The euro fell to a 14-month low, while the U.S. dollar strengthened as skepticism that Greece could deliver on its promises of strict austerity measures dominated financial markets.

A stronger U.S. dollar makes oil more expensive for investors holding alternative currencies.

U.S. crude for June delivery fell 21 cents to $79.76 by 0933 GMT, having earlier slumped to $78.87 a barrel, the lowest intraday price since March 22 when it hit $78.57.

The contract dived more than 3 percent on Wednesday to below $80 a barrel for the first time in six weeks after U.S. government data showed builds in crude stocks.

Technically, $80 still remains a support level and unless U.S. crude can make a significant close below this level there could be a turn to the upside, analysts said.

London Brent crude fell 17 cents to $82.44 a barrel.

The dollar is up as risk appetite has been dampened and prices are adjusting to more realistic levels as earlier this week prices were not backed up by fundamentals, said Carsten Fritsch, oil analyst at Commerzbank in Frankfurt.

More proof of weak demand came yesterday with U.S. data showing crude and products stocks rose.

NIGERIA

In Nigeria, Africa's largest oil exporter, Acting President Goodluck Jonathan was sworn in as head of state on Thursday following the death of President Umaru Yar'Adua.

Analysts said his death on Wednesday was unlikely to have an impact on oil production in Nigeria, which has suffered major outages due to attacks on oil facilities in the last five years.

I think with Yar'Adua's death at least the situation is clear now, said Holly Pattenden, head of oil and gas at Business Monitor International.

I don't think it is in militants' interest to cause trouble at this stage and they may well want to give the new administration a chance, Pattenden added.

U.S. jobless claims data due later on Thursday was likely to focus investor attention on the strength of economic recovery in the world's largest energy consumer, after oil inventory data on Wednesday highlighted the fragile state of U.S. fuel demand.

U.S. weekly oil data showed a higher-than-expected build in crude stocks, while gasoline inventories also rose.
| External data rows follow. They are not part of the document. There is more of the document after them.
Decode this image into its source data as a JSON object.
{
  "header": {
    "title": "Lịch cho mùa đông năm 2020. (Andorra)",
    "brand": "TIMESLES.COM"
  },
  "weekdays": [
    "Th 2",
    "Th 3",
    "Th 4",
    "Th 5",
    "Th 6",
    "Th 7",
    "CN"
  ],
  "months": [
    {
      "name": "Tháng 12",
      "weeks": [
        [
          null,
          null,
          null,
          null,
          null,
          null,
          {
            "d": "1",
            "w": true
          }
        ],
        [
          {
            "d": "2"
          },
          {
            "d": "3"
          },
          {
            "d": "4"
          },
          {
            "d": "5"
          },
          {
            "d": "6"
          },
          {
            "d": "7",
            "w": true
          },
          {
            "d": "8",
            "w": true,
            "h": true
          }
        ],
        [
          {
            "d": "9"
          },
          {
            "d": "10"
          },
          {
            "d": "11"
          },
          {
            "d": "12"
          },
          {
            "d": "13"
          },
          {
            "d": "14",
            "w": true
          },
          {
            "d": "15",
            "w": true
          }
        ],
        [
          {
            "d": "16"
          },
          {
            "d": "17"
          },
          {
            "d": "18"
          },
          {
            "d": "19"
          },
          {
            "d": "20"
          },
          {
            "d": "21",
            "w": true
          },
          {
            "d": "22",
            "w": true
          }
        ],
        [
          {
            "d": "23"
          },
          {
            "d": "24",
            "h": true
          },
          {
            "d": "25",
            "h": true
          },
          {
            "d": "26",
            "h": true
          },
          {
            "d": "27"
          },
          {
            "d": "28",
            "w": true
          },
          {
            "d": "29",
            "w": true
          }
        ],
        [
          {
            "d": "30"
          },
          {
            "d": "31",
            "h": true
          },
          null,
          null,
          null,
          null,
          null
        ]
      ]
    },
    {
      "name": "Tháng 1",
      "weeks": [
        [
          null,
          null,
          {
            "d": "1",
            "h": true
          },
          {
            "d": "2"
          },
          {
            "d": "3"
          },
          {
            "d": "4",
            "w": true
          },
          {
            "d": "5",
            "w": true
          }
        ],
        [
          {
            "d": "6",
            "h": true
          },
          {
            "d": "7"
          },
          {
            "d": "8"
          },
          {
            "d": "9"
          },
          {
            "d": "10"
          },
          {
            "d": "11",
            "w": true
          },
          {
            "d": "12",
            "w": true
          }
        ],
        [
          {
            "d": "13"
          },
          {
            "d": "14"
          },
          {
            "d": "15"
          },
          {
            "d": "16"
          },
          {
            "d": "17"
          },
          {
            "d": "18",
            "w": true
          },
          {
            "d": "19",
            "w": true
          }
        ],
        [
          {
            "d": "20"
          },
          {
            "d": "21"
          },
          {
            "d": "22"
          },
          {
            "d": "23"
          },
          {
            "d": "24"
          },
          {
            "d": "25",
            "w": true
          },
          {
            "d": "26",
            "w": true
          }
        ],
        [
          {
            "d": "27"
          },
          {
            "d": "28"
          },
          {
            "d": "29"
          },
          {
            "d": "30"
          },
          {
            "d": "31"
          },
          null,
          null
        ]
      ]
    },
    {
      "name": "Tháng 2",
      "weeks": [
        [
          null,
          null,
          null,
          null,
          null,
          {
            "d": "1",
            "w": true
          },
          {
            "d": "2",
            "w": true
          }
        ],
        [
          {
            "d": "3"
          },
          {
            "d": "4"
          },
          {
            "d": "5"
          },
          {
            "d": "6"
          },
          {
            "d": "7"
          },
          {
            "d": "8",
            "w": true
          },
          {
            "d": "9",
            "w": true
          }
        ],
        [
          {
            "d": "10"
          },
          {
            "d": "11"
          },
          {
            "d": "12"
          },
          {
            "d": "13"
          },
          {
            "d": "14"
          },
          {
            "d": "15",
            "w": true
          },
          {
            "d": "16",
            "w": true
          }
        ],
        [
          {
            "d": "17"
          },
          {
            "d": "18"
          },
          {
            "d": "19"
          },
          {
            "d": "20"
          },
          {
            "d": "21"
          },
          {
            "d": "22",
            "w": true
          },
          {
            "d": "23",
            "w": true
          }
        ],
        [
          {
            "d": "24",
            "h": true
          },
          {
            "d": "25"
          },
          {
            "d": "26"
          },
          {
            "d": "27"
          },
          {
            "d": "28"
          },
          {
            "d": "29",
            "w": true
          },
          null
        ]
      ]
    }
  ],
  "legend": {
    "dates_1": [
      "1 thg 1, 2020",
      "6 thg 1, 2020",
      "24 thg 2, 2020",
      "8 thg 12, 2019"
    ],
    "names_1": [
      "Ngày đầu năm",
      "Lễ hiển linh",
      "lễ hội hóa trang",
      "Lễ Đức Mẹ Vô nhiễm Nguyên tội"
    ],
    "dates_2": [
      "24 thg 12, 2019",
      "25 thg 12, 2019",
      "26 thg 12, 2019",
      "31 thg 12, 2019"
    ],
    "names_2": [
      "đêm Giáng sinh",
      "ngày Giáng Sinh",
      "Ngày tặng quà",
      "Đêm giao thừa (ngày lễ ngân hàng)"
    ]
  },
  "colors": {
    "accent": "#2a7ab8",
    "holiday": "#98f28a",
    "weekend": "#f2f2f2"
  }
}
Doubts over Greece's ability to carry out tough spending cuts in return for a 110 billion euro aid package from the European Union and the International Monetary Fund sapped risk appetite, helping to push global equities lower.

Japan's Nikkei average .N225 ended down 3.3 percent and Shanghai .SSEC down more than 4 percent on tightening worries, while European stock markets also dipped.